Understanding Medicare: Parts A, B, C, and D
Medicare contains many rules that beneficiaries and their caregivers are required to learn. Perhaps the best way to grasp the program’s details is to review the major components of the Medicare program: Parts A, B, C, and D.
Medicare Part A: Hospital Insurance
This insurance is designed to help cover the following:
- Inpatient care in hospitals, including rehabilitation facilities
- Care provided in a skilled nursing facility or hospice for a limited period
- Home health care
For inpatient hospital care, Medicare typically covers a semi-private room, meals, general nursing, drugs, and other hospital services and supplies. Medicare typically does not cover long-term care or custodial care in a skilled nursing facility, although under limited circumstances, it may cover a maximum of 100 days during a benefit period if a doctor certifies that a patient needs daily skilled care.
Medicare Part B: Medical Insurance
Part B helps to cover physician services, outpatient care, preventive services, durable medical equipment, and certain home health care. Although the scope of Part B is extensive, there are many services — such as dental care, routine eye exams, hearing aids, and others — that are not covered as part of this program.
Medicare Part C: Offered by Private Insurers
Also known as Medicare Advantage plans, Part C consists of insurance plans provided by private carriers. For beneficiaries with Part C, Medicare pays a fixed amount every month to a private insurer for their care. Many Medicare Advantage plans include Medicare drug coverage, and all cover emergency and urgent care. In addition, certain plans may cover services that are not covered by Medicare, which may result in lower out-of-pocket fees for beneficiaries.
You can sign up for Medicare Part C when you first become eligible for Medicare. You can also sign up between January 1 and March 31 or between October 15 and December 7 each year. If you sign up at the beginning of the year, you can’t join or switch to a plan with prescription drug coverage unless you already had Medicare Part D. If you sign up toward the end of the year, your coverage will begin January 1 of the following year.
Medicare Part D: Prescription Drugs
There are generally two ways to obtain Medicare prescription drug coverage. If you have Original Medicare (Part A plus Part B), you can add drug coverage by obtaining it from an insurer approved by Medicare through Part D. Or if you have a Medicare Advantage plan, find out whether your plan includes prescription coverage as part of its program. Even if you don’t take many prescriptions, you may want to consider signing up for Part D as soon as you become eligible. If you wait and try to sign up during a subsequent enrollment period, you may be charged a late enrollment penalty and be forced to pay higher premiums.
You can join Medicare Part D when you initially become eligible for Medicare or between October 15 and December 7 of each calendar year.
Infographic: Out of Pocket
Medical coverage from Medicare is far from a freebie. The following are costs that you may encounter.
- Part A: No premium if you or your spouse paid Medicare taxes while you were working. For 2015, there is a deductible of $1,260 before coverage begins. You may expect to pay a portion of the cost for a hospital stay of more than 60 days during a benefit period.
- Part B: A deductible of $147 for 2015 plus 20% of Medicare-approved amounts for medical services. The amount of additional monthly premiums depends on whether you are enrolled in Original Medicare or in Part C. With Original Medicare, the standard 2015 premium is $104.90 per month. Single beneficiaries with incomes above $85,000 and couples earning more than $170,000 pay higher premiums.
- Part C: Costs and levels of coverage vary according to the plan. Contact plans that interest you to learn the details and to compare the costs and levels of coverage with Medicare Part A and Part B.

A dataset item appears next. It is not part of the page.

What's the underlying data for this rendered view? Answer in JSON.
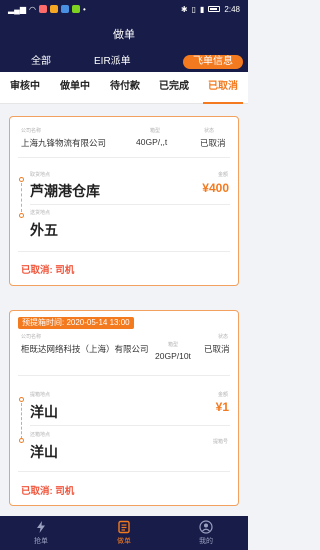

- Part D: Pricing for prescription drug coverage is complex. For those who add Part D to Original Medicare, there is a monthly premium, an annual deductible, and copayments. There is a “coverage gap” that works as follows: After a beneficiary and the insurer pay $2,860 for prescription drugs during a benefit period, the beneficiary will pay 47.5% of the plan’s covered brand-name perscription drugs until out-of-pocket expenses total $4,700, at which point catastrophic coverage takes effect. Effective the following calendar year, a new benefit period begins with applicable premiums, copayments, and other costs.
Medicare’s rules can be confusing for many people. The Medicare website can be a valuable resource. Every year, Medicare also mails Medicare & You to beneficiaries and makes this fact-filled publication available online. You may want to review it to make sure you have an cost structure accurate understanding of the Medicare program.